In Earth systems, taxonomically and functionally diverse microorganisms are a vast source of superoxide (O2* -) or hydrogen peroxides (H2O2). These mineral nanozymes can regulate the levels of reactive oxygen species (ROS), including H2O2, O2* – and hydroxyl radicals (HO* ). By producing a strong oxidative HO* , the interaction between mineral nanozymes and microorganisms may play an important role in driving the biogeochemical cycle of elements (Figure 2).
“All of the investigations on mineral nanozymes are still in the laboratory stage and are not field studies,” said Guang-Hui Yu, a scientist at the School of Earth System Science, Tianjin University, in the Chinese city of Tianjin.
“The catalytic activity of mineral nanozymes is mainly determined by the oxygen vacancies (OVs) on the mineral surface”, the researchers wrote in an article titled “Fungal Nanophase Particles Catalyze Iron Transformation for Oxidative Stress Removal and Iron Acquisition.”
“These oxygen vacancies are often occupied by hydroxyl groups on the mineral surface,” they explained.
Since mineral nanozymes can catalyze H2O2 to produce highly oxidizing HO* , they have been extensively used in the field of environmental remediation. Compared with natural enzymes, mineral nanozymes can degrade organic pollutants in a wider pH range.

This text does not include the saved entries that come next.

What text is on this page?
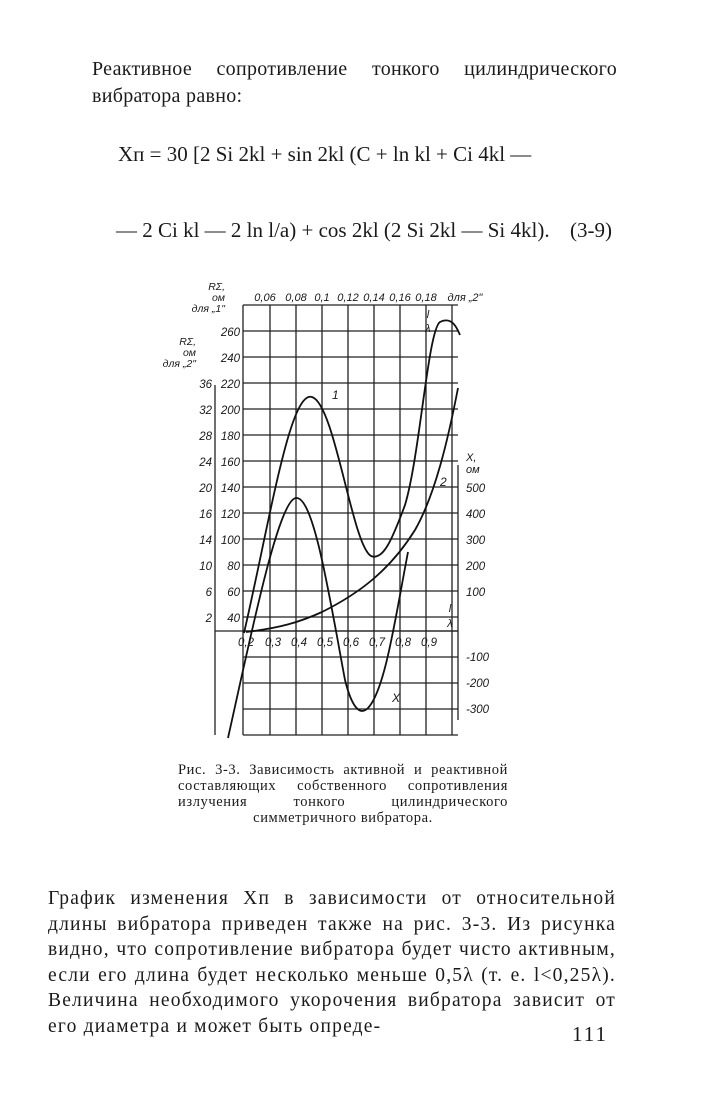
Реактивное сопротивление тонкого цилиндрического вибратора равно:
Xп = 30 [2 Si 2kl + sin 2kl (C + ln kl + Ci 4kl —
— 2 Ci kl — 2 ln l/a) + cos 2kl (2 Si 2kl — Si 4kl). (3-9)
0,06 0,08 0,1 0,12 0,14 0,16 0,18 для „2"
RΣ,
ом
для „1"
260
240
220
200
180
160
140
120
100
80
60
40
RΣ,
ом
для „2"
36
32
28
24
20
16
14
10
6
2
X,
ом
500
400
300
200
100
-100
-200
-300
0,2 0,3 0,4 0,5 0,6 0,7 0,8 0,9
l
λ
l
λ
1
2
X
Рис. 3-3. Зависимость активной и реактивной составляющих собственного сопротивления излучения тонкого цилиндрического симметричного вибратора.
График изменения Xп в зависимости от относительной длины вибратора приведен также на рис. 3-3. Из рисунка видно, что сопротивление вибратора будет чисто активным, если его длина будет несколько меньше 0,5λ (т. е. l<0,25λ). Величина необходимого укорочения вибратора зависит от его диаметра и может быть опреде-	111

For example, by degrading H2O2, Fe3O4 nanoparticles could effectively remove rhodamine B (RhB) in the pH range from 3.0 to 9.0.

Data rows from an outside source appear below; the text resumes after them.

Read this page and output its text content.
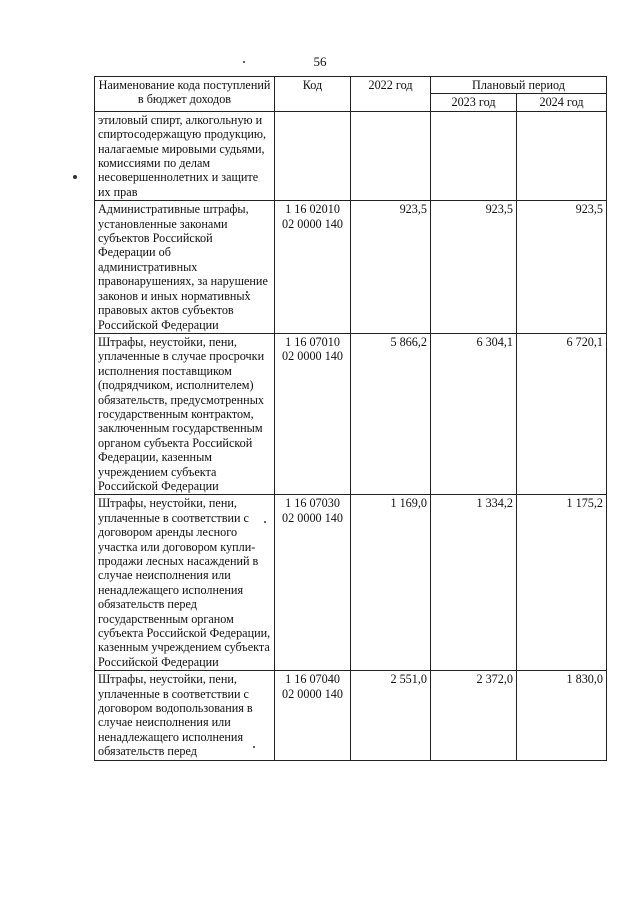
56
Наименование кода поступлений в бюджет доходов	Код	2022 год	Плановый период	
			2023 год	2024 год
этиловый спирт, алкогольную и спиртосодержащую продукцию, налагаемые мировыми судьями, комиссиями по делам несовершеннолетних и защите их прав				
Административные штрафы, установленные законами субъектов Российской Федерации об административных правонарушениях, за нарушение законов и иных нормативных правовых актов субъектов Российской Федерации	1 16 02010 02 0000 140	923,5	923,5	923,5
Штрафы, неустойки, пени, уплаченные в случае просрочки исполнения поставщиком (подрядчиком, исполнителем) обязательств, предусмотренных государственным контрактом, заключенным государственным органом субъекта Российской Федерации, казенным учреждением субъекта Российской Федерации	1 16 07010 02 0000 140	5 866,2	6 304,1	6 720,1
Штрафы, неустойки, пени, уплаченные в соответствии с договором аренды лесного участка или договором купли-продажи лесных насаждений в случае неисполнения или ненадлежащего исполнения обязательств перед государственным органом субъекта Российской Федерации, казенным учреждением субъекта Российской Федерации	1 16 07030 02 0000 140	1 169,0	1 334,2	1 175,2
Штрафы, неустойки, пени, уплаченные в соответствии с договором водопользования в случае неисполнения или ненадлежащего исполнения обязательств перед	1 16 07040 02 0000 140	2 551,0	2 372,0	1 830,0
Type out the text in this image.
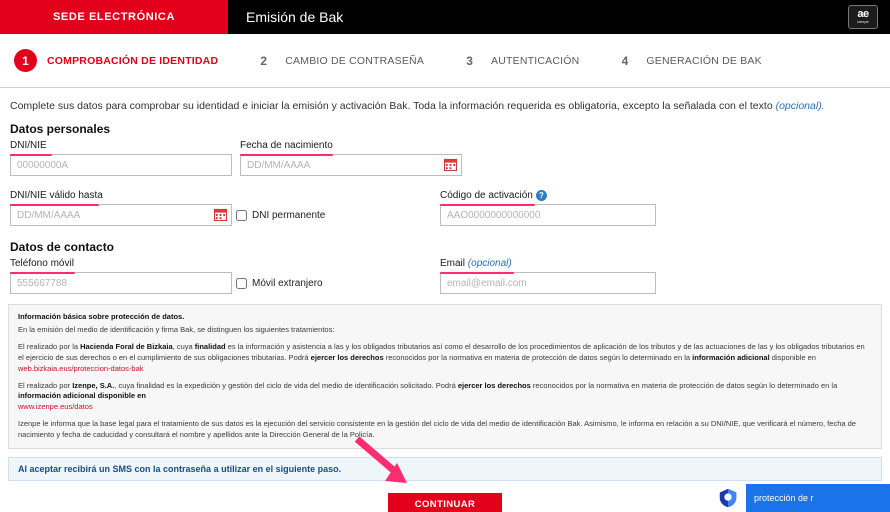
SEDE ELECTRÓNICA	Emisión de Bak	ae
izenpe
1	COMPROBACIÓN DE IDENTIDAD	2	CAMBIO DE CONTRASEÑA	3	AUTENTICACIÓN	4	GENERACIÓN DE BAK
Complete sus datos para comprobar su identidad e iniciar la emisión y activación Bak. Toda la información requerida es obligatoria, excepto la señalada con el texto (opcional).
Datos personales
DNI/NIE
00000000A	Fecha de nacimiento
DD/MM/AAAA
DNI/NIE válido hasta
DD/MM/AAAA
DNI permanente
Código de activación ?
AAO0000000000000
Datos de contacto
Teléfono móvil
555667788
Móvil extranjero
Email (opcional)
email@email.com
Información básica sobre protección de datos.

En la emisión del medio de identificación y firma Bak, se distinguen los siguientes tratamientos:

El realizado por la Hacienda Foral de Bizkaia, cuya finalidad es la información y asistencia a las y los obligados tributarios así como el desarrollo de los procedimientos de aplicación de los tributos y de las actuaciones de las y los obligados tributarios en el ejercicio de sus derechos o en el cumplimiento de sus obligaciones tributarias. Podrá ejercer los derechos reconocidos por la normativa en materia de protección de datos según lo determinado en la información adicional disponible en web.bizkaia.eus/proteccion-datos-bak

El realizado por Izenpe, S.A., cuya finalidad es la expedición y gestión del ciclo de vida del medio de identificación solicitado. Podrá ejercer los derechos reconocidos por la normativa en materia de protección de datos según lo determinado en la información adicional disponible en
www.izenpe.eus/datos

Izenpe le informa que la base legal para el tratamiento de sus datos es la ejecución del servicio consistente en la gestión del ciclo de vida del medio de identificación Bak. Asimismo, le informa en relación a su DNI/NIE, que verificará el número, fecha de nacimiento y fecha de caducidad y consultará el nombre y apellidos ante la Dirección General de la Policía.

Al aceptar recibirá un SMS con la contraseña a utilizar en el siguiente paso.
CONTINUAR
protección de r
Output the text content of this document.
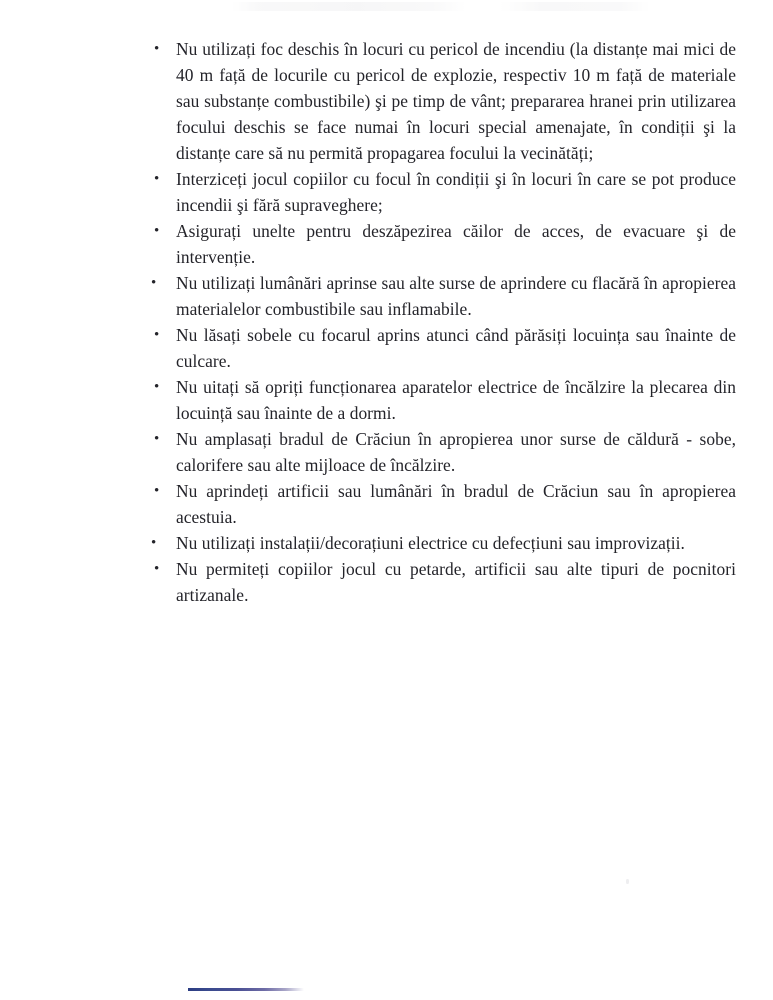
• Nu utilizați foc deschis în locuri cu pericol de incendiu (la distanțe mai mici de 40 m față de locurile cu pericol de explozie, respectiv 10 m față de materiale sau substanțe combustibile) şi pe timp de vânt; prepararea hranei prin utilizarea focului deschis se face numai în locuri special amenajate, în condiții şi la distanțe care să nu permită propagarea focului la vecinătăți;
• Interziceți jocul copiilor cu focul în condiții şi în locuri în care se pot produce incendii şi fără supraveghere;
• Asigurați unelte pentru deszăpezirea căilor de acces, de evacuare şi de intervenție.
• Nu utilizați lumânări aprinse sau alte surse de aprindere cu flacără în apropierea materialelor combustibile sau inflamabile.
• Nu lăsați sobele cu focarul aprins atunci când părăsiți locuința sau înainte de culcare.
• Nu uitați să opriți funcționarea aparatelor electrice de încălzire la plecarea din locuință sau înainte de a dormi.
• Nu amplasați bradul de Crăciun în apropierea unor surse de căldură - sobe, calorifere sau alte mijloace de încălzire.
• Nu aprindeți artificii sau lumânări în bradul de Crăciun sau în apropierea acestuia.
• Nu utilizați instalații/decorațiuni electrice cu defecțiuni sau improvizații.
• Nu permiteți copiilor jocul cu petarde, artificii sau alte tipuri de pocnitori artizanale.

“The effects of mineral nanozymes on microbial communities in the environment remain unclear,” wrote the two researchers, “the findings of mineral nanozymes may have revealed a previously unknown feedback route of microbe-mineral coevolution that could shed light on a number of long-standing questions, such as the origin and evolution of life by modulating ROS levels.”

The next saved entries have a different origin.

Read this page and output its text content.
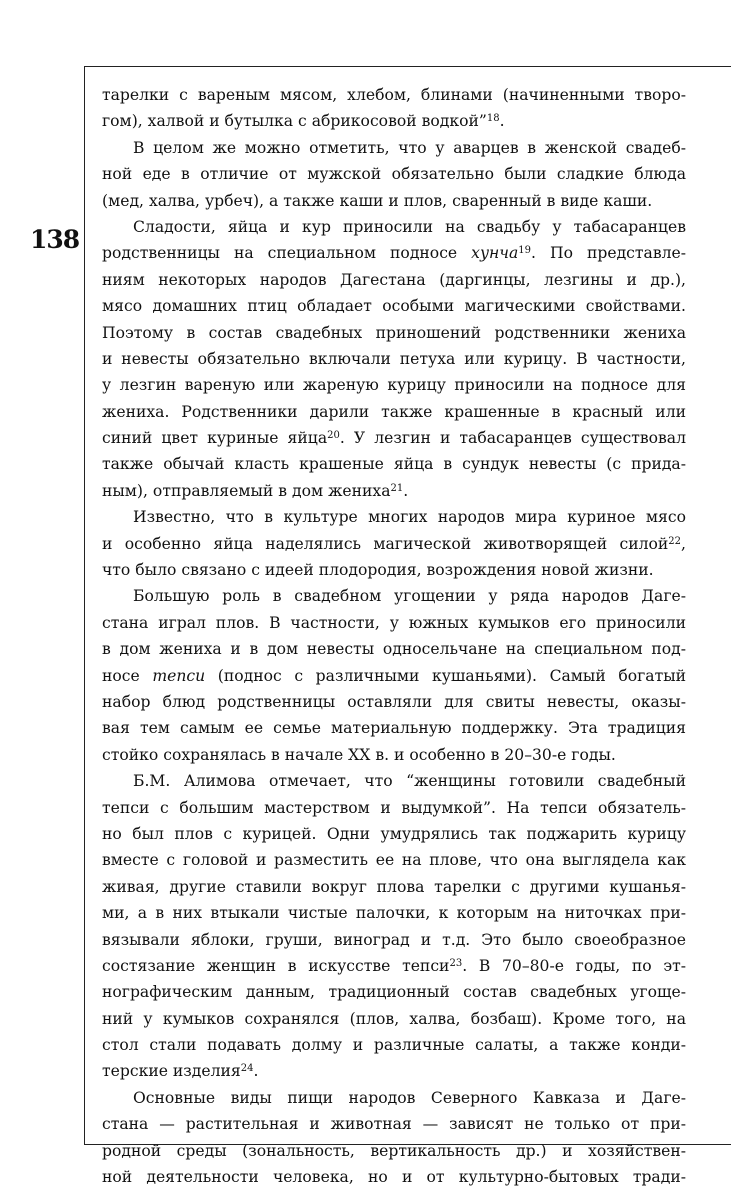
138
тарелки с вареным мясом, хлебом, блинами (начиненными творо-
гом), халвой и бутылка с абрикосовой водкой”$^{18}$.
В целом же можно отметить, что у аварцев в женской свадеб-
ной еде в отличие от мужской обязательно были сладкие блюда
(мед, халва, урбеч), а также каши и плов, сваренный в виде каши.
Сладости, яйца и кур приносили на свадьбу у табасаранцев
родственницы на специальном подносе хунча$^{19}$. По представле-
ниям некоторых народов Дагестана (даргинцы, лезгины и др.),
мясо домашних птиц обладает особыми магическими свойствами.
Поэтому в состав свадебных приношений родственники жениха
и невесты обязательно включали петуха или курицу. В частности,
у лезгин вареную или жареную курицу приносили на подносе для
жениха. Родственники дарили также крашенные в красный или
синий цвет куриные яйца$^{20}$. У лезгин и табасаранцев существовал
также обычай класть крашеные яйца в сундук невесты (с прида-
ным), отправляемый в дом жениха$^{21}$.
Известно, что в культуре многих народов мира куриное мясо
и особенно яйца наделялись магической животворящей силой$^{22}$,
что было связано с идеей плодородия, возрождения новой жизни.
Большую роль в свадебном угощении у ряда народов Даге-
стана играл плов. В частности, у южных кумыков его приносили
в дом жениха и в дом невесты односельчане на специальном под-
носе тепси (поднос с различными кушаньями). Самый богатый
набор блюд родственницы оставляли для свиты невесты, оказы-
вая тем самым ее семье материальную поддержку. Эта традиция
стойко сохранялась в начале XX в. и особенно в 20–30-е годы.
Б.М. Алимова отмечает, что “женщины готовили свадебный
тепси с большим мастерством и выдумкой”. На тепси обязатель-
но был плов с курицей. Одни умудрялись так поджарить курицу
вместе с головой и разместить ее на плове, что она выглядела как
живая, другие ставили вокруг плова тарелки с другими кушанья-
ми, а в них втыкали чистые палочки, к которым на ниточках при-
вязывали яблоки, груши, виноград и т.д. Это было своеобразное
состязание женщин в искусстве тепси$^{23}$. В 70–80-е годы, по эт-
нографическим данным, традиционный состав свадебных угоще-
ний у кумыков сохранялся (плов, халва, бозбаш). Кроме того, на
стол стали подавать долму и различные салаты, а также конди-
терские изделия$^{24}$.
Основные виды пищи народов Северного Кавказа и Даге-
стана — растительная и животная — зависят не только от при-
родной среды (зональность, вертикальность др.) и хозяйствен-
ной деятельности человека, но и от культурно-бытовых тради-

These two scholars likewise revealed in the study, which was published in the Science China Earth Sciences, that the discovery of nanomaterials as new enzyme mimetics has changed the traditional idea that nanomaterials are chemically inert in Earth systems. Given the terragram (Tg)-level abundance of mineral nanoparticles in Earth systems, it is statistically highly probable for some of them, particularly those of biotic origin, to behave as mineral nanozymes to catalyze superoxide and H2O2 and promote the biogeochemical cycles of oxygen and other elements.